Face à la course aux kilowatt qu’on observe généralement dans les sound systems, l’équipe de Legal Shot cherche à se démarquer en privilégiant la qualité du son à la puissance. « On recherche la qualité hifi sur des enceintes de concert », précise Ben. C’est d’ailleurs le seul système son en France, et pratiquement en Europe, à être quasi exclusivement en analogique pour le traitement du son. « La phase de test a duré une dizaine d’années. On est sur trois colonnes depuis 2010-2011 », continue-t-il.« On travaille actuellement sur de nouveaux modèles d’enceintes qui devraient être opérationnels d’ici deux à trois ans. »

house of dub rennes

« Jouer à Rennes reste le plus important. »

Bien que leur sound system voyage à l’échelle européenne, rien ne vaut le retour au pays pour eux… « Rennes est la ville qui nous a fait naître. On voulait rendre à la ville tout ce qu’elle a pu nous donner », souligne Polak. Pour cette raison, le collectif a à cœur de promouvoir le dub dans la capitale bretonne. Avant la « House of Dub », en 2019 et 2021, le collectif organisait l’événement « Dub Me Crazy » pendant trois années consécutives (2014 à 2016). Trois soundsystems étaient invités à se produire au Liberté, avec leur système de sonorisation. Rouverte depuis septembre 2020, la Salle de la Cité a également été le lieu d’accueil de nombre de leurs soirées, pendant des années, quasi tous les mois.
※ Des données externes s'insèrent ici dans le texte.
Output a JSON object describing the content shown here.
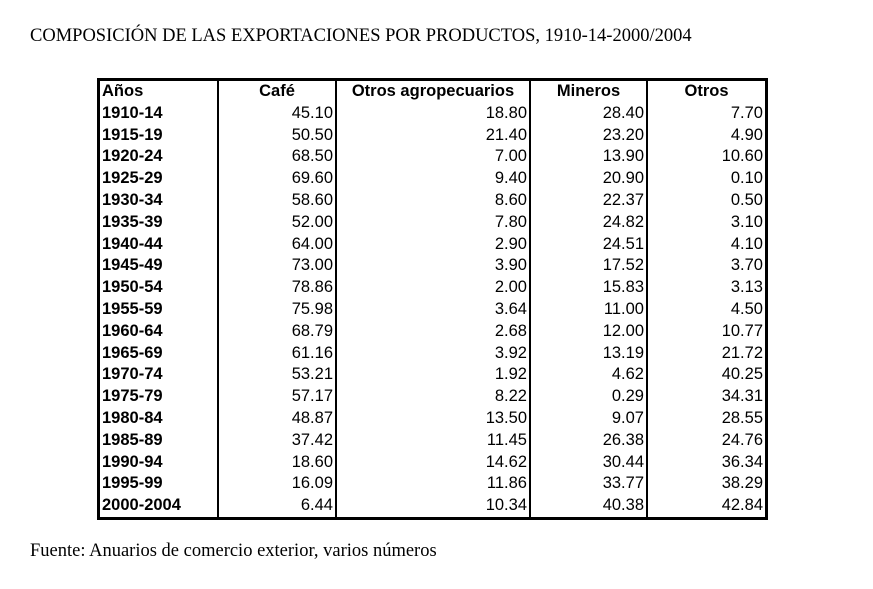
{
  "title": "COMPOSICIÓN DE LAS EXPORTACIONES POR PRODUCTOS, 1910-14-2000/2004",
  "table": {
    "headers": [
      "Años",
      "Café",
      "Otros agropecuarios",
      "Mineros",
      "Otros"
    ],
    "rows": [
      [
        "1910-14",
        "45.10",
        "18.80",
        "28.40",
        "7.70"
      ],
      [
        "1915-19",
        "50.50",
        "21.40",
        "23.20",
        "4.90"
      ],
      [
        "1920-24",
        "68.50",
        "7.00",
        "13.90",
        "10.60"
      ],
      [
        "1925-29",
        "69.60",
        "9.40",
        "20.90",
        "0.10"
      ],
      [
        "1930-34",
        "58.60",
        "8.60",
        "22.37",
        "0.50"
      ],
      [
        "1935-39",
        "52.00",
        "7.80",
        "24.82",
        "3.10"
      ],
      [
        "1940-44",
        "64.00",
        "2.90",
        "24.51",
        "4.10"
      ],
      [
        "1945-49",
        "73.00",
        "3.90",
        "17.52",
        "3.70"
      ],
      [
        "1950-54",
        "78.86",
        "2.00",
        "15.83",
        "3.13"
      ],
      [
        "1955-59",
        "75.98",
        "3.64",
        "11.00",
        "4.50"
      ],
      [
        "1960-64",
        "68.79",
        "2.68",
        "12.00",
        "10.77"
      ],
      [
        "1965-69",
        "61.16",
        "3.92",
        "13.19",
        "21.72"
      ],
      [
        "1970-74",
        "53.21",
        "1.92",
        "4.62",
        "40.25"
      ],
      [
        "1975-79",
        "57.17",
        "8.22",
        "0.29",
        "34.31"
      ],
      [
        "1980-84",
        "48.87",
        "13.50",
        "9.07",
        "28.55"
      ],
      [
        "1985-89",
        "37.42",
        "11.45",
        "26.38",
        "24.76"
      ],
      [
        "1990-94",
        "18.60",
        "14.62",
        "30.44",
        "36.34"
      ],
      [
        "1995-99",
        "16.09",
        "11.86",
        "33.77",
        "38.29"
      ],
      [
        "2000-2004",
        "6.44",
        "10.34",
        "40.38",
        "42.84"
      ]
    ]
  },
  "source": "Fuente: Anuarios de comercio exterior, varios números"
}
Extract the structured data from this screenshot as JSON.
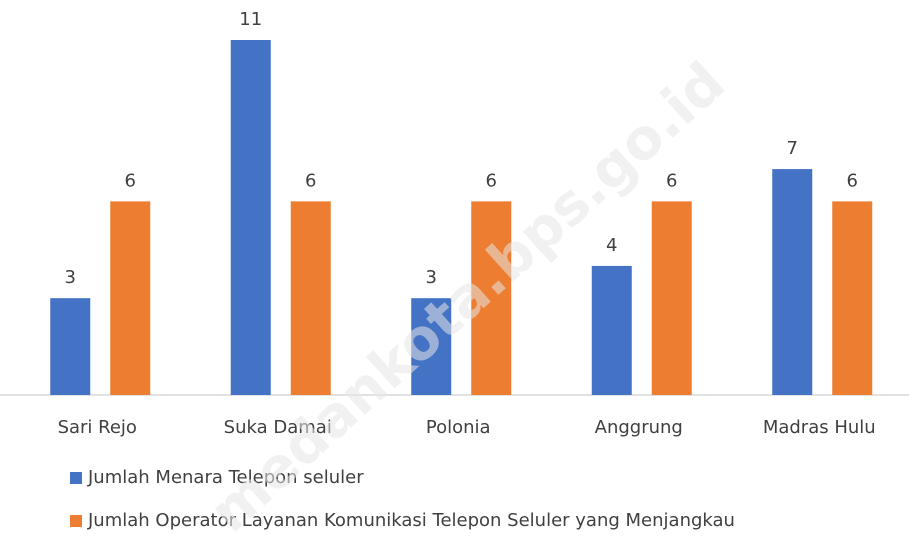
{
  "chart_data": {
    "type": "bar",
    "categories": [
      "Sari Rejo",
      "Suka Damai",
      "Polonia",
      "Anggrung",
      "Madras Hulu"
    ],
    "series": [
      {
        "name": "Jumlah Menara Telepon seluler",
        "color": "#4472c4",
        "values": [
          3,
          11,
          3,
          4,
          7
        ]
      },
      {
        "name": "Jumlah Operator Layanan Komunikasi Telepon Seluler yang Menjangkau",
        "color": "#ed7d31",
        "values": [
          6,
          6,
          6,
          6,
          6
        ]
      }
    ],
    "legend": "bottom",
    "watermark": "medankota.bps.go.id"
  }
}
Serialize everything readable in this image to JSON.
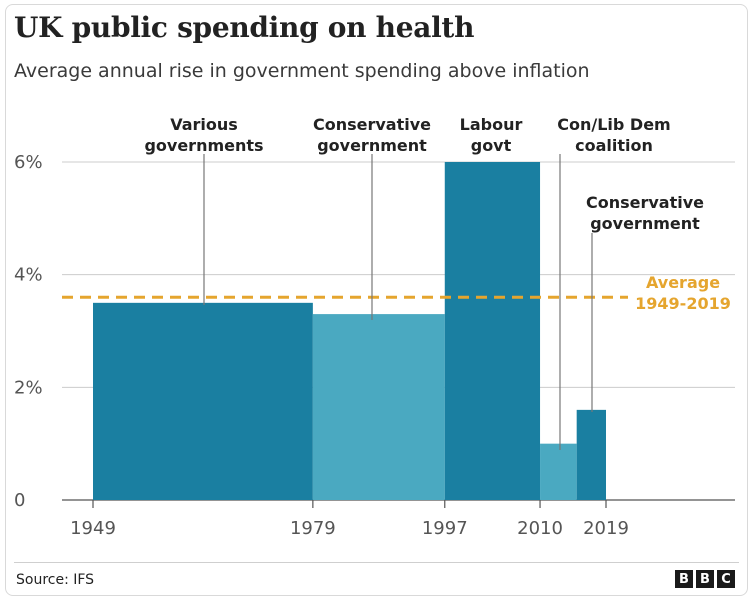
{
  "header": {
    "title": "UK public spending on health",
    "subtitle": "Average annual rise in government spending above inflation"
  },
  "footer": {
    "source": "Source: IFS",
    "logo_letters": [
      "B",
      "B",
      "C"
    ]
  },
  "colors": {
    "dark_blue": "#1a7fa1",
    "light_blue": "#4aa9c1",
    "average_line": "#e5a52e",
    "axis_text": "#555555",
    "label_text": "#222222"
  },
  "chart_data": {
    "type": "bar",
    "title": "UK public spending on health",
    "subtitle": "Average annual rise in government spending above inflation",
    "xlabel": "",
    "ylabel": "",
    "ylim": [
      0,
      6
    ],
    "y_ticks": [
      0,
      2,
      4,
      6
    ],
    "y_tick_labels": [
      "0",
      "2%",
      "4%",
      "6%"
    ],
    "x_ticks": [
      1949,
      1979,
      1997,
      2010,
      2019
    ],
    "x_tick_labels": [
      "1949",
      "1979",
      "1997",
      "2010",
      "2019"
    ],
    "xlim": [
      1949,
      2019
    ],
    "bars": [
      {
        "start": 1949,
        "end": 1979,
        "value": 3.5,
        "label": [
          "Various",
          "governments"
        ],
        "shade": "dark"
      },
      {
        "start": 1979,
        "end": 1997,
        "value": 3.3,
        "label": [
          "Conservative",
          "government"
        ],
        "shade": "light"
      },
      {
        "start": 1997,
        "end": 2010,
        "value": 6.0,
        "label": [
          "Labour",
          "govt"
        ],
        "shade": "dark"
      },
      {
        "start": 2010,
        "end": 2015,
        "value": 1.0,
        "label": [
          "Con/Lib Dem",
          "coalition"
        ],
        "shade": "light"
      },
      {
        "start": 2015,
        "end": 2019,
        "value": 1.6,
        "label": [
          "Conservative",
          "government"
        ],
        "shade": "dark"
      }
    ],
    "average": {
      "value": 3.6,
      "label": [
        "Average",
        "1949-2019"
      ]
    },
    "grid": true,
    "legend": "none"
  }
}
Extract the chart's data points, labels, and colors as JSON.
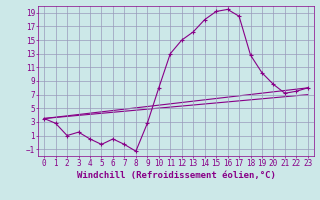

Mais au regard des contraintes techniques à la suite de sa rénovation, et des problèmes de voisinage croissant dans le centre-ville, il est fort peu probable que le lieu redevienne le pilier de la scène musicale rennaise que la ville a connu à une époque. « L’appartenance à la ville est très importante pour nous et on aimerait vraiment trouver une nouvelle résidence à Rennes. »

Leur rendez-vous favori reste néanmoins la fête de la musique à Rennes : « en plein air, gratuit, tout le monde peut venir. C’est l’aboutissement d’une année », confie Matty. Installés aux pieds des escaliers entre les Champs Libres et le CRIJ, qu’il pleuve ou qu’il vente, les membres de Legal Shot ont le smile et partagent sans compter leur amour du dub.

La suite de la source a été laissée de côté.